橿原神宮前駅から明日香村入口まで徒歩で約15分ですが,これが,明日香村の魅力にとり憑かれ,以後,明日香村を何度も巡る契機となったことは,これまで本ブログで繰り返し述べてきました。

すなわち,橿原神宮前駅を徒歩で出発し,概ね5~6時間かけて数々の古代史跡(孝元天皇陵,豊浦宮跡,甘樫丘,浄御原宮跡,水落遺跡,蘇我入鹿首塚,飛鳥寺,酒船石,岡寺,亀形石造物遺構,石舞台古墳,橘寺,川原寺跡,亀石,天武・持統天皇陵,高松塚古墳etc.)を巡り,近鉄南大阪線飛鳥駅に辿り着くというものです。

 

ところで,1997年10月に奈良地裁葛城支部を初めて訪れたときは,明日香村を巡る余裕などなく,橿原神宮前駅周辺を2時間ほどかけて散策しただけでした。

久米寺,橿原神宮,イトクの森古墳と巡り,畝傍山の麓に至ると,「殉國之碑」というものがあり,その右隣に零式艦上戦闘機の模型が飾ってありました。

また,左隣には「航空母艦瑞嶋之碑」というのもありました。

想わずその場に佇んでいると,背後から,「(どなたかの)所縁のひとですか」と声をかけられました。

振り向くと,気品のある老人が微笑んで立っていました。

「いえ,偶々通りかかった者ですが。」と答えると,老人は,何を思ったのか,「これは,(特攻隊員が)出撃前に酌み交した盃ですが,あなたにさしあげます。」と言って,「金鵄盃」と銘打ち,真ん中に金鵄をあしらった盃を手渡してきました。

そして,このあと,老人と別れ,近くの神武天皇陵に向かったのでした。

 

当時で戦後52年だったでしょうか,不思議な感動とともに,何故か日本国憲法第9条に思いを馳せたことを覚えています。

なお,老人からもらった盃は今も書棚に大切に陳列して保管してあります。

もっとも,東日本大震災のとき,書棚から床に落下して真っ二つに割れてしまったので,今は接着剤でくっつけて修復してあります。

ちなみに,特攻隊員は,出撃前,別盃を酌み交わし,その盃を割ってから出撃していったとのことです。
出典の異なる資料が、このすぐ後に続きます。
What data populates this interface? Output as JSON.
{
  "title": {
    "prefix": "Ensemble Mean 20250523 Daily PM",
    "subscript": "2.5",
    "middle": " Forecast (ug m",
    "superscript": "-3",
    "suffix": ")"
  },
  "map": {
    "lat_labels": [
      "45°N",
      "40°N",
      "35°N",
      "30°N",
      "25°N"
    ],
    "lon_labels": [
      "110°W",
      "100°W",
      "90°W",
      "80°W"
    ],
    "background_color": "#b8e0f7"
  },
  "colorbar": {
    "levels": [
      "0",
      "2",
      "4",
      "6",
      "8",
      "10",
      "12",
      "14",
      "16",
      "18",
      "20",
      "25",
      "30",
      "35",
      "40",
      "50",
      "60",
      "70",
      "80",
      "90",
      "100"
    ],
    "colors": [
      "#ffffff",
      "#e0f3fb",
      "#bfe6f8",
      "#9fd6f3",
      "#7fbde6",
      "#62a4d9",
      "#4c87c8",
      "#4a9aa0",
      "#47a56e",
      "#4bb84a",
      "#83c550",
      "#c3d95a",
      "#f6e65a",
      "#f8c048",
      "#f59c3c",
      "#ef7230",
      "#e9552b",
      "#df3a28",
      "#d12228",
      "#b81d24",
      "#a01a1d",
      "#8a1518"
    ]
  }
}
また,金鵄とは,日本書紀に登場する金色の鵄のことです。

日本書紀によれば,初代神武天皇が,即位する前,神武東征の最終局面として長髄彦と戦っている最中,金色の霊鵄が飛んできて神武の弓に止まるや,その体から発する光で長髄彦軍の兵たちの目がくらみ,神武軍が勝利することができたとされています。

 

以上,奈良地裁葛城支部に関わるお話しでした。

次回は,長崎地裁平戸支部に触れてみたいと思っています。